Он наклонился, чтобы поднять сердце, а я заметила, что из этого бутафорского органа кровообращения вывалилась маленькая записочка, оставшаяся у меня в ладонях. Умирая от любопытства, я быстро спрятала её за корсаж платья и помахала рукой тенору, который поклонился мне под бурные аплодисменты зала.
– Неплохой экземпляр, – оценивающе сказал Люрор де Куку, рассматривая сердце, трепетавшее у него на ладони. – У нас есть целые лавки подобных вещей. В зависимости от цели можно заказать, например, с любовной тахикардией или, как в данном случае, с аритмией искреннего восхищения.
– Или такое, чтобы, как говорится, «инфаркт микарда, вот такой рубец»? – спросила я.
Люрор де Куку весело усмехнулся мне в ответ:
– Таких здесь и так в избытке, мы ведь в потустороннем мире, не забывайте, ма флёр.
– Так те сердца, что бросали певцу – тоже бутафория? – сделала вывод я.
– Конечно, – сказал некромант, – как и многое вокруг. Настоящие могут быть только у живых. У вас, например, у меня…
Он взял мою руку и неожиданно прижал к своей груди:
– Чувствуете, как бьётся?
Я отметила, что сердце билось учащённо. К чему бы это? Неужели тахикардия любовная одолела, или просто старость не радость? Впрочем, моё сердце тоже готово было выскочить из груди. Беседы с Великим Окочуром вредно сказывались на моём здоровье.
– Я, наверное, сделала что-то не так? – спросила я, когда чёрный экипаж повёз нас обратно в особняк некроманта.
– Вы нарушили все возможные нормы этикета, и привели этим в восторг Хозяина потустороннего Парижа, – хитро улыбаясь, сказал Люрор де Куку. – Уже много лет он никому не являл свой истинный облик, потому что боится ослабления своего воздействия на остальных некромантов. Духовное воплощение неуязвимо, в отличие от телесного. Никто и никогда не смел потребовать от него вернуть прежнее обличие, а с вашей лёгкой руки он пошёл на риск, как и следовало ожидать.
В этот момент мне показалось, что мой жених знает о планах мятежников обезвредить Великого Окочура с моей помощью и уже разработал какой-то свой план в этом направлении, но потом я отогнала эту мысль. Откуда ему знать это?
– А что за проверка?

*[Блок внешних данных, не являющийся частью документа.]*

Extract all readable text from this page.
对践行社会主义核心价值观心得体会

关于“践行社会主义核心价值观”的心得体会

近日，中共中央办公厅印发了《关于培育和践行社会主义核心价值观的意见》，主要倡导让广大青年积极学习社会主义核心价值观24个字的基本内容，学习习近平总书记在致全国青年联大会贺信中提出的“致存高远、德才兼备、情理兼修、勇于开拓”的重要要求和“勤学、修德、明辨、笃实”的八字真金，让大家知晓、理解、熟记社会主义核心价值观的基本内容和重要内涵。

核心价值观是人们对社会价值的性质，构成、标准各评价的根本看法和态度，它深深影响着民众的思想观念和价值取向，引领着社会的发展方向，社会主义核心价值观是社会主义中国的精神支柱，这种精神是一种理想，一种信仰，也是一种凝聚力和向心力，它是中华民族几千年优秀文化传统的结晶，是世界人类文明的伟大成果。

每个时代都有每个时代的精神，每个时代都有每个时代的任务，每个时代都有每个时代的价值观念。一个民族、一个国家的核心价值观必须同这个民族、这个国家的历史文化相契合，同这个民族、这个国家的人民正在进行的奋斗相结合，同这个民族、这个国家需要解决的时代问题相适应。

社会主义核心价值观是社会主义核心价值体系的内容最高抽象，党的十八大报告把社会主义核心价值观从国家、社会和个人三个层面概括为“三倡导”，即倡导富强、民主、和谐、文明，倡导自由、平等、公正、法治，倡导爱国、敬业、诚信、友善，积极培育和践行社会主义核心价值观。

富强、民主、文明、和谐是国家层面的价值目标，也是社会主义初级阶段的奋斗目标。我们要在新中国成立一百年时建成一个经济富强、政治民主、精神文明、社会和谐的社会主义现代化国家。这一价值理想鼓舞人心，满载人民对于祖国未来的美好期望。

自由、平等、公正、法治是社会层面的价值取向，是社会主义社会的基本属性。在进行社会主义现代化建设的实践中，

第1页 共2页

Зачем она нужна? – робко поинтересовалась я, потому что дата грядущего Окочуренного Технического Контроля висела надо мной дамокловым мечом.
– Во время этого действа он прикасается своей кромешностью к душе некроманта, чтобы ощутить уровень его силы, и либо надевает ему на шею магический парфорс, либо убивает, если не добьётся покорности, – пояснил Люрор де Куку.
– Магический парфорс?! – удивилась я. – Что это?
В ответ на мой вопрос мой жених неожиданно распахнул ворот рубашки и попросил у меня прикосновения. Я осторожно дотронулась до его прохладной холёной кожи и вдруг нащупала нечто вроде металлического ошейника, крепко обхватывавшего шею.
– Почему его не видно? – спросила я.
– Это призрачная цепь, она усмиряет на духовном уровне, – сказал Люрор де Куку. – Вы увидите её только тогда, когда сами получите такую же, в знак особого расположения Хозяина потустороннего Парижа к вам. У неё есть внутренние шипы – очень ощутимая вещь, чтобы приучить к смирению. Как видите, я такой же раб, как и все в этом мире, только более титулованный, и у меня не меньше причин ненавидеть существующий режим, который вы так метко назвали прогнившим, чем у простого обитателя местных трущоб.